Curated by RSF Research Staff
Study reveals surprising find in cephalopod species
In the expanded evolutionary synthesis -- an update of Darwinian theory -- it is understood that evolutionary changes can occur via epigenetic mechanisms. That is, changes in gene expression without altering the specific underlying nucleotide sequence of loci in the genome.
One such remarkable method is known as RNA-editing, a post-transcriptional process that allows the diversification of proteomes beyond what is encoded in the genome. Ribonucleic acid (RNA) is the hydroxylated form of DNA (deoxyribonucleic acid), and functions as the intermediary messenger of genomic information, as well as an enzymatic catalyst.
Genetic information, encoded in the DNA base-pair sequence, is transcribed into messenger RNA and the RNA transcripts, newly transcribed from the gene loci of the genome, are modified before being translated into functional and structural proteins. Normally, this alteration of the RNA transcript does not change its faithful correspondence with the genetic information encoded in the DNA. However, in RNA-editing, the nucleotide bases are changed to non-canonical forms, such as converting adenine into inosine, which is then read differently than the original transcript -- producing a novel gene product.
There are a large host of potential RNA alterations that can take place: in our manuscript The Unified Spacememory Network we discuss the 100-plus naturally occurring nucleotides and how they factor into the evolutionary emergence of the first molecular replicators.

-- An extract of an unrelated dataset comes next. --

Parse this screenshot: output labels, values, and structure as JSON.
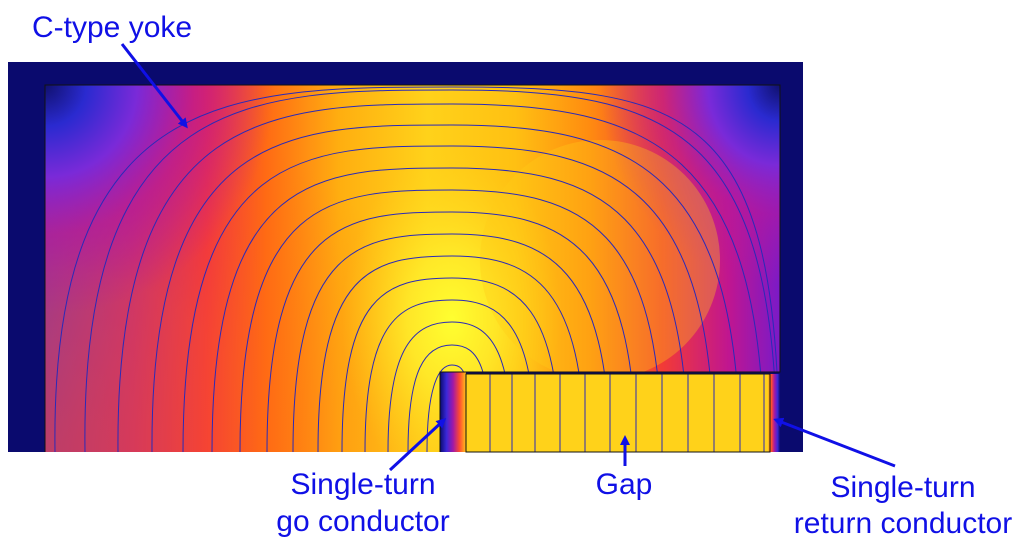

Moreover, there are numerous ways in which such epigenetic editing can take place, and it is often mediated by transposons. Transposons are genetic elements that are foreign DNA introduced into host genomes, often via retroviral gene insertion. The human genome contains hundreds of thousands of such inserts that completely shape the transcriptome landscape.
In a recent study, it was found that cephalopod species utilize such mechanisms to a remarkable degree. Scientists discovered that more than 60 per cent of RNA transcripts in the squid brain are re-coded by editing. In most other animals such re-coding events only occur a fraction of the time. Similar high levels of RNA editing were identified in three other “smart” cephalopod species, two octopuses and one cuttlefish -- confirming their reputation as "Earth-bound aliens".
Such epigenetic mechanisms can allow species that utilize it, like humans and cephalopods, to change the neuronal wiring of the brain. The mobile genetic elements direct somatic nuclear recombination, which drives neuronal genetic diversity in the host organism. Such neuronal plasticity, down to the genetic level, could be a central evolutionary driving mechanism giving rise to the relatively large brains observed in humans, cephalopods, and other key species.